Recovering slightly from my fall, I raise myself by the elbow, grab Clark's shirt and pull him close to me. Weakly, I whisper in his ear, "Clark, you have to push them, just like Kevin, but harder. Push them with all your strength!"

"Bu-bu-but Mommy!"

One of the men grabbed my ankle and began to drag me backwards.

"Do it Clark!" I scream.

And then I watch as a terrified little six year old scrambles to his feet, and turn around to the man about to reach down and grab him. Clark swallows and then runs into the man arms first. He shoves him as hard as possible.

The man went flying. Everyone in that alley could hear bones cracking when he hit the brick wall behind him. The other man dropped my feet immediately.

"What the!?!"

I struggle away from him in his momentary lapse, but then he quickly he grabs my arm and tries once more to pull me away.

"Clark!"

Clark spins around watching as the man tries to drag me away. Clark's nostrils flare as he runs for my captor and hits the man with two closed fists. Immediately the man's hands are torn from my ankles and as I turn around, I see the him sailing through the air and fall onto the asphalt of main street.

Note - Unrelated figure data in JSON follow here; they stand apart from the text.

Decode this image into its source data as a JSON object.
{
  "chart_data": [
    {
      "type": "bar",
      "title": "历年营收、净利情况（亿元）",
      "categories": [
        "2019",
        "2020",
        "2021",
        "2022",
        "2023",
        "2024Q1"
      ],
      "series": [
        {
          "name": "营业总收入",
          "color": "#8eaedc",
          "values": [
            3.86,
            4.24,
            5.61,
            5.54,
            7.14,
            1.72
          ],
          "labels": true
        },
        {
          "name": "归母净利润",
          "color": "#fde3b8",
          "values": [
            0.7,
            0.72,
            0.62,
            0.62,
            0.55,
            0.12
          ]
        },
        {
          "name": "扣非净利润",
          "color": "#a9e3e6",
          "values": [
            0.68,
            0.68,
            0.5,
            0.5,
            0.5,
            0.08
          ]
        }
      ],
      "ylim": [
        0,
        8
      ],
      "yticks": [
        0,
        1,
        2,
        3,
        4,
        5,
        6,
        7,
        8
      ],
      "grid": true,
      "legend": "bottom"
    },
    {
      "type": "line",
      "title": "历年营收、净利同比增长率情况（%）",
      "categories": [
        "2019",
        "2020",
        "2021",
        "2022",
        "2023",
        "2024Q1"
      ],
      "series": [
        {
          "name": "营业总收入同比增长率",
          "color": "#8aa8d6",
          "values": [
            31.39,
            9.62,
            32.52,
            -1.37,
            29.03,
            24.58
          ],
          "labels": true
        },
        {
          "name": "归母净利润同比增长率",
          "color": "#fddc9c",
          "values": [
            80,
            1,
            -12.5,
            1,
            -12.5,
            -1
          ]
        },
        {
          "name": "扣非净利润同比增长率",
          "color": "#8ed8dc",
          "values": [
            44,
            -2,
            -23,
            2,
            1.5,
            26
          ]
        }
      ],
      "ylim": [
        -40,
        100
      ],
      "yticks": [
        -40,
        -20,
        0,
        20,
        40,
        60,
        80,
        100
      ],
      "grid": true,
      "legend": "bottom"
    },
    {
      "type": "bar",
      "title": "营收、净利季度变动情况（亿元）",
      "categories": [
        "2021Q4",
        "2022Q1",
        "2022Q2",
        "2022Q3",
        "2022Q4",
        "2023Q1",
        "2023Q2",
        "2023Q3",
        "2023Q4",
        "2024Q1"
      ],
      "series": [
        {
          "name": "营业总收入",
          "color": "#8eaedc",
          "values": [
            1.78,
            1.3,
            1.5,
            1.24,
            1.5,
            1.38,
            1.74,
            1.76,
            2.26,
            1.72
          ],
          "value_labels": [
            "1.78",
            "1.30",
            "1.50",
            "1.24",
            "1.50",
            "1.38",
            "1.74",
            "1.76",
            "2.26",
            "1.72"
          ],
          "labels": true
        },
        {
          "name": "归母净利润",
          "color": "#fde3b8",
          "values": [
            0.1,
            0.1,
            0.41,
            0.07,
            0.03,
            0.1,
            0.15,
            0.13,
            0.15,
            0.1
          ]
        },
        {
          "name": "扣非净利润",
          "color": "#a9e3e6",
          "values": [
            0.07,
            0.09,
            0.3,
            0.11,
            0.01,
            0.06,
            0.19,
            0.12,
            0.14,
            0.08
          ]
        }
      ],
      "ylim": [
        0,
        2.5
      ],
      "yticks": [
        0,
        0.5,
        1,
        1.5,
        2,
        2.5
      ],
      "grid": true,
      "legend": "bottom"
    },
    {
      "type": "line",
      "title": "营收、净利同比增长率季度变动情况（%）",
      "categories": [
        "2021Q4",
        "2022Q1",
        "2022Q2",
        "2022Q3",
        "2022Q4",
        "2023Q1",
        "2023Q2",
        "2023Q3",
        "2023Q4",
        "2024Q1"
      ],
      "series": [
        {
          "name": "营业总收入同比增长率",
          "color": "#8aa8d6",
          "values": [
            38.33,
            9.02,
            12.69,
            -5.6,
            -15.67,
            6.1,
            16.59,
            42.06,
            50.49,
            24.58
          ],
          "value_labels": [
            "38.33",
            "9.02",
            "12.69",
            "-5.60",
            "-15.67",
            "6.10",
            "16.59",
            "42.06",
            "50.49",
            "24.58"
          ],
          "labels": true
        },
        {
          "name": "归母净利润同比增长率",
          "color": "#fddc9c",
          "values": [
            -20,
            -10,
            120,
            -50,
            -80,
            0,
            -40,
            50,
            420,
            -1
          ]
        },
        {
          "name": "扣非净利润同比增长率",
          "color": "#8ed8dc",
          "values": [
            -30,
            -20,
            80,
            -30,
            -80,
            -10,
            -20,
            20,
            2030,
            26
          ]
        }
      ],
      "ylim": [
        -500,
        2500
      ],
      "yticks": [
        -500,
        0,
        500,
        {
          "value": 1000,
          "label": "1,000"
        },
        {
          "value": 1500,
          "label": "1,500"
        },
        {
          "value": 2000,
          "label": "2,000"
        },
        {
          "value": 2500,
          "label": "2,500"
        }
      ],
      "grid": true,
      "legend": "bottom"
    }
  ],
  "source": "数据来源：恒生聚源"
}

I hear brakes screech as a police car almost runs the man over.

Gasping for breath, I turn to Clark, and pull him to me. He's shaking. And anger and frustration and hurt and guilt take over my mind. My face scrunches up as I try to stop the uncontrollable sobs fighting their way out of me. But come they do. I look down at Clark, who looks up at me. Tears and mud stain his face, as he looks to me for strength. I can't give it to him. I just can't. I don't have anymore to give. I cry harder. I see hopes dashed in Clark's face as he begins to gasp for air through his weeping. We sit, leaning against the alley wall. My hair is a muddy mess. My jacket's ripped, and my head stings and aches.

But I'm alive. All because of Clark. I pull him even closer to me. He holds onto my shirt and buries his face, trying to stop crying, but he can't. It's something he's not used to doing. We sit there holding each other, as if letting go would mean the end of the world. I close my eyes and rest my head on his soft black hair.